Salus journal

Healthy Planet. Healthy People.

Healthcare / Facilities design

European Healthcare Design 2016

Design-driven co-design of healthcare architecture

By Peter Fröst 03 Aug 2016 0

Crucial decisions about the design of new healthcare facilities are made in the early phases of the design process. The initial phase can be characterised as a conceptual phase in which stakeholders meet to discuss ideas and requirements concerning spatial solutions and functions. This phase also gives an opportunity to review how existing work is done and how the facilities are used accordingly, enabling a discussion on how work and facilities interact.


Ideas about new care models are integrated with facility design development. User needs, as well as the healthcare organisation’s strategic plan, must be identified and articulated to support an efficient design process. Involving healthcare professionals in the design process is essential for integrating knowledge of care processes into the design. Where possible, representatives from patients and families should also participate. The initial phase impacts the healthcare organisation’s ability to affect future clinical outcomes.

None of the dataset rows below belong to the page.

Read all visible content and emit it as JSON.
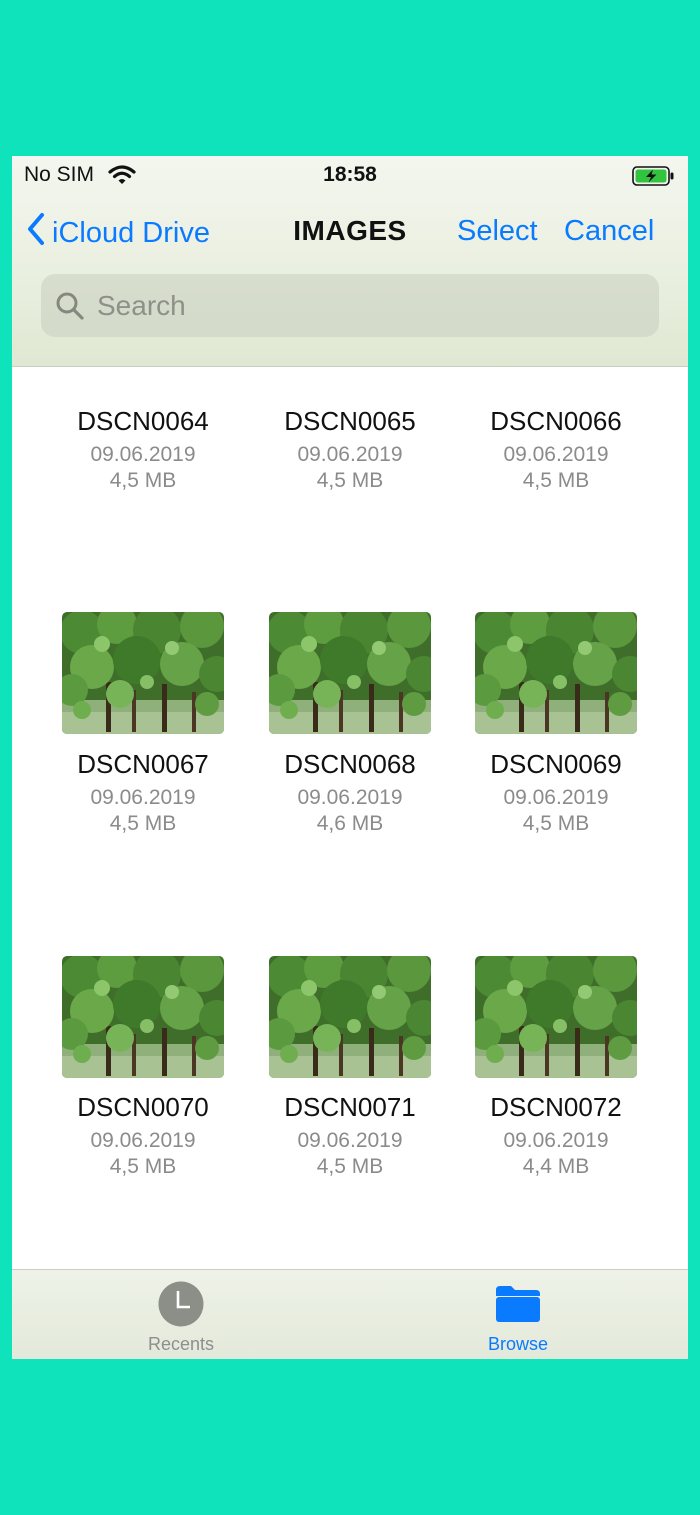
{
  "status": {
    "carrier": "No SIM",
    "time": "18:58"
  },
  "nav": {
    "back_label": "iCloud Drive",
    "title": "IMAGES",
    "select_label": "Select",
    "cancel_label": "Cancel"
  },
  "search": {
    "placeholder": "Search",
    "value": ""
  },
  "files": [
    {
      "name": "DSCN0064",
      "date": "09.06.2019",
      "size": "4,5 MB"
    },
    {
      "name": "DSCN0065",
      "date": "09.06.2019",
      "size": "4,5 MB"
    },
    {
      "name": "DSCN0066",
      "date": "09.06.2019",
      "size": "4,5 MB"
    },
    {
      "name": "DSCN0067",
      "date": "09.06.2019",
      "size": "4,5 MB"
    },
    {
      "name": "DSCN0068",
      "date": "09.06.2019",
      "size": "4,6 MB"
    },
    {
      "name": "DSCN0069",
      "date": "09.06.2019",
      "size": "4,5 MB"
    },
    {
      "name": "DSCN0070",
      "date": "09.06.2019",
      "size": "4,5 MB"
    },
    {
      "name": "DSCN0071",
      "date": "09.06.2019",
      "size": "4,5 MB"
    },
    {
      "name": "DSCN0072",
      "date": "09.06.2019",
      "size": "4,4 MB"
    }
  ],
  "tabs": [
    {
      "label": "Recents",
      "icon": "clock-icon",
      "active": false
    },
    {
      "label": "Browse",
      "icon": "folder-icon",
      "active": true
    }
  ],
  "colors": {
    "accent": "#0a7bff",
    "background": "#0fe3bb",
    "secondary_text": "#8b8b8b"
  }
}
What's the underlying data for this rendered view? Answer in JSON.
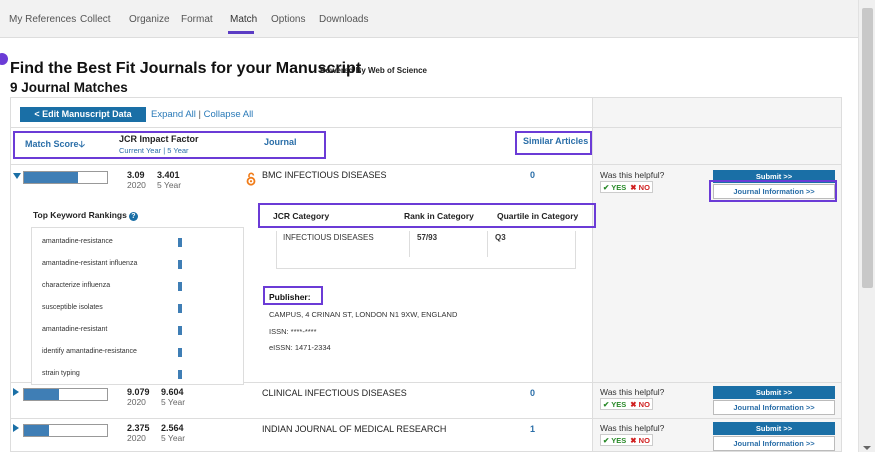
{
  "nav": {
    "tabs": [
      {
        "label": "My References"
      },
      {
        "label": "Collect"
      },
      {
        "label": "Organize"
      },
      {
        "label": "Format"
      },
      {
        "label": "Match"
      },
      {
        "label": "Options"
      },
      {
        "label": "Downloads"
      }
    ],
    "active": "Match"
  },
  "page": {
    "title": "Find the Best Fit Journals for your Manuscript",
    "powered_by": "Powered By Web of Science",
    "matches": "9 Journal Matches"
  },
  "toolbar": {
    "edit_label": "< Edit Manuscript Data",
    "expand_all": "Expand All",
    "separator": "|",
    "collapse_all": "Collapse All"
  },
  "columns": {
    "match_score": "Match Score",
    "jcr_impact": "JCR Impact Factor",
    "jcr_sub_current": "Current Year",
    "jcr_sub_sep": "|",
    "jcr_sub_5yr": "5 Year",
    "journal": "Journal",
    "similar": "Similar Articles"
  },
  "rows": [
    {
      "score_fraction": 0.65,
      "impact": "3.09",
      "impact_5yr": "3.401",
      "year": "2020",
      "five_year_label": "5 Year",
      "journal": "BMC INFECTIOUS DISEASES",
      "open_access": true,
      "similar": "0",
      "helpful": "Was this helpful?",
      "yes": "YES",
      "no": "NO",
      "submit": "Submit >>",
      "journal_info": "Journal Information >>",
      "expanded": true
    },
    {
      "score_fraction": 0.42,
      "impact": "9.079",
      "impact_5yr": "9.604",
      "year": "2020",
      "five_year_label": "5 Year",
      "journal": "CLINICAL INFECTIOUS DISEASES",
      "open_access": false,
      "similar": "0",
      "helpful": "Was this helpful?",
      "yes": "YES",
      "no": "NO",
      "submit": "Submit >>",
      "journal_info": "Journal Information >>",
      "expanded": false
    },
    {
      "score_fraction": 0.3,
      "impact": "2.375",
      "impact_5yr": "2.564",
      "year": "2020",
      "five_year_label": "5 Year",
      "journal": "INDIAN JOURNAL OF MEDICAL RESEARCH",
      "open_access": false,
      "similar": "1",
      "helpful": "Was this helpful?",
      "yes": "YES",
      "no": "NO",
      "submit": "Submit >>",
      "journal_info": "Journal Information >>",
      "expanded": false
    }
  ],
  "detail": {
    "keywords_title": "Top Keyword Rankings",
    "keywords": [
      "amantadine-resistance",
      "amantadine-resistant influenza",
      "characterize influenza",
      "susceptible isolates",
      "amantadine-resistant",
      "identify amantadine-resistance",
      "strain typing"
    ],
    "cat_header": "JCR Category",
    "rank_header": "Rank in Category",
    "quartile_header": "Quartile in Category",
    "category": "INFECTIOUS DISEASES",
    "rank": "57/93",
    "quartile": "Q3",
    "publisher_label": "Publisher:",
    "publisher_address": "CAMPUS, 4 CRINAN ST, LONDON N1 9XW, ENGLAND",
    "issn": "ISSN: ****-****",
    "eissn": "eISSN: 1471-2334"
  },
  "colors": {
    "accent": "#1a6fa6",
    "highlight": "#6b3bd6",
    "open_access": "#f07c1a"
  }
}
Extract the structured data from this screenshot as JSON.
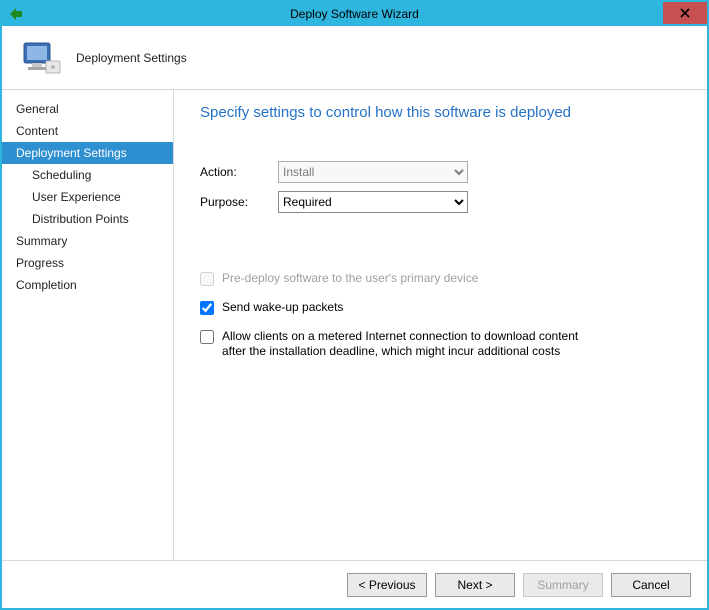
{
  "window": {
    "title": "Deploy Software Wizard"
  },
  "header": {
    "page_label": "Deployment Settings"
  },
  "sidebar": {
    "items": [
      {
        "label": "General",
        "child": false,
        "selected": false
      },
      {
        "label": "Content",
        "child": false,
        "selected": false
      },
      {
        "label": "Deployment Settings",
        "child": false,
        "selected": true
      },
      {
        "label": "Scheduling",
        "child": true,
        "selected": false
      },
      {
        "label": "User Experience",
        "child": true,
        "selected": false
      },
      {
        "label": "Distribution Points",
        "child": true,
        "selected": false
      },
      {
        "label": "Summary",
        "child": false,
        "selected": false
      },
      {
        "label": "Progress",
        "child": false,
        "selected": false
      },
      {
        "label": "Completion",
        "child": false,
        "selected": false
      }
    ]
  },
  "content": {
    "title": "Specify settings to control how this software is deployed",
    "action_label": "Action:",
    "action_value": "Install",
    "purpose_label": "Purpose:",
    "purpose_value": "Required",
    "cb_predeploy": "Pre-deploy software to the user's primary device",
    "cb_wakeup": "Send wake-up packets",
    "cb_metered": "Allow clients on a metered Internet connection to download content after the installation deadline, which might incur additional costs"
  },
  "footer": {
    "previous": "< Previous",
    "next": "Next >",
    "summary": "Summary",
    "cancel": "Cancel"
  }
}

A design approach is needed where healthcare future visions, needs and spatial solutions can develop in parallel. Using a co-design approach, ‘Design dialogues’ is a framework that addresses the need for integrating user perspectives to reach innovative solutions in the design process. The framework builds on interactive and participatory dialogue processes involving multi-disciplinary teams. It comprises workshops and tools, and includes active collaboration between clients, users, architects and other stakeholders.

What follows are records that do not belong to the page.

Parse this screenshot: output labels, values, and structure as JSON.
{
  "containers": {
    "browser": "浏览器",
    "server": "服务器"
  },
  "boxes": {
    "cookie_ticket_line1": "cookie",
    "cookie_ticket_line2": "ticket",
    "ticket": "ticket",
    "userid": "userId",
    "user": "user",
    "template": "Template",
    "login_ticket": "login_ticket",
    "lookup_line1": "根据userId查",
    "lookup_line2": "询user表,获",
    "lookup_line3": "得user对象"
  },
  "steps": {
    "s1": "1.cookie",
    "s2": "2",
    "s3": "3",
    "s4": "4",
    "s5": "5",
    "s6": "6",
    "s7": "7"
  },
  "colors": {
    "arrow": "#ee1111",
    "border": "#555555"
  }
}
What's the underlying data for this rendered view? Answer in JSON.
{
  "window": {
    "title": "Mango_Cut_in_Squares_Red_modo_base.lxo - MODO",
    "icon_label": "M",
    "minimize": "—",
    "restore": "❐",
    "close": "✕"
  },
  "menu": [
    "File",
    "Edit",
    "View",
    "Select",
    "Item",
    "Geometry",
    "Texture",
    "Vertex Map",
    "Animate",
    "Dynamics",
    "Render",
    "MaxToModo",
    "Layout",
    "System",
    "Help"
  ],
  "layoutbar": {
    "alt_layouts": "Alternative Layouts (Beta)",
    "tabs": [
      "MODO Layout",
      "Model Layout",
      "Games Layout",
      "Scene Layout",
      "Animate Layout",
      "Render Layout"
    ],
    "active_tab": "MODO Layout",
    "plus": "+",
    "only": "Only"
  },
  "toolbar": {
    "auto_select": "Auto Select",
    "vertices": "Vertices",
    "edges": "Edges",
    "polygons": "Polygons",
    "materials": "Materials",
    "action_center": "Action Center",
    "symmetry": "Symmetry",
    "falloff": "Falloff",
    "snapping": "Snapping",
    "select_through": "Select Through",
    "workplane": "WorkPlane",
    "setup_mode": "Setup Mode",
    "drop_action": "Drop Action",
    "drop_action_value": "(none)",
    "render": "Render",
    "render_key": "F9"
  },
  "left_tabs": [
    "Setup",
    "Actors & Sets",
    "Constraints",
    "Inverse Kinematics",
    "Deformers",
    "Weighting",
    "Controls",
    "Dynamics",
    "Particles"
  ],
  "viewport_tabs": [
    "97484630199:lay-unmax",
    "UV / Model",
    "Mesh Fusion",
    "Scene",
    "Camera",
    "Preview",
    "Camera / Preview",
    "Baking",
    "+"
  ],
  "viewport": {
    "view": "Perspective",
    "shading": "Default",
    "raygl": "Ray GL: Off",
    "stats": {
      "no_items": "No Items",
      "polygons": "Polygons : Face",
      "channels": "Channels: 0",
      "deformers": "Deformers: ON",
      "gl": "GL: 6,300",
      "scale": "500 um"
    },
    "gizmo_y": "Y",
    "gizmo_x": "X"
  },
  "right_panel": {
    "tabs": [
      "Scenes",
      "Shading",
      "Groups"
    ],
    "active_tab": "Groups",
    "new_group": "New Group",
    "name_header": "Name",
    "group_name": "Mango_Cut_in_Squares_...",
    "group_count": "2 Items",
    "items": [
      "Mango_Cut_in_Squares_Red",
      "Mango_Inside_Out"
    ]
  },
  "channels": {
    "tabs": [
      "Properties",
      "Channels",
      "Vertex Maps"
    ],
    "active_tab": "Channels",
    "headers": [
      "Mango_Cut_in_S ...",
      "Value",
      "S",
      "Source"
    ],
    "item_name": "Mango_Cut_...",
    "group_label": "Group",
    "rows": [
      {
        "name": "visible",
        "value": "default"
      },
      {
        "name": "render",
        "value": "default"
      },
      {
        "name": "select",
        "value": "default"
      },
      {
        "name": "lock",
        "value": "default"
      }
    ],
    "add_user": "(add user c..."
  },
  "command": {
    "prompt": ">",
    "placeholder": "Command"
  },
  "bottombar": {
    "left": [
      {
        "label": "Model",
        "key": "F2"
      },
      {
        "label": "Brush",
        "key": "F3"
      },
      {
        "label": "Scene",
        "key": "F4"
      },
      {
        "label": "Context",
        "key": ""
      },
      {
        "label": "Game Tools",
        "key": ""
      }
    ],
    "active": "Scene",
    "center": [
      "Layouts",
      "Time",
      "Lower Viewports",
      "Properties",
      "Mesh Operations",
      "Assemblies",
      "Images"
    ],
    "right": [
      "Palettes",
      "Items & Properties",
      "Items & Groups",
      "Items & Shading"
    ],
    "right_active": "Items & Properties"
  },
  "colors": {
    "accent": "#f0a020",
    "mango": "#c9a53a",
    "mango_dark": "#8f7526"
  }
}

The basic concept is to use design methodology and model-making to handle complex commissions in an iterative work process, with identification and evaluation of needs and development of solutions. While working together in a cross-disciplinary group, participants use design artefacts to explore spatial relationships and new design concepts simultaneously.

Sweco Architects adapted the Design dialogues method for practical and commercial use in 2004. Since then it has been used in more than 100 projects in both the public and private sectors.

Some completed projects have been scientifically evaluated according to both design process and clinical outcomes. Based on a neonatal department at Karolinska University Hospital in Stockholm, the paper will focus on the Design dialogues process, and why and how it was performed. It will also present positive results concerning clinical outcomes and discuss how the design process influenced the development of a new care philosophy and the final architectural design.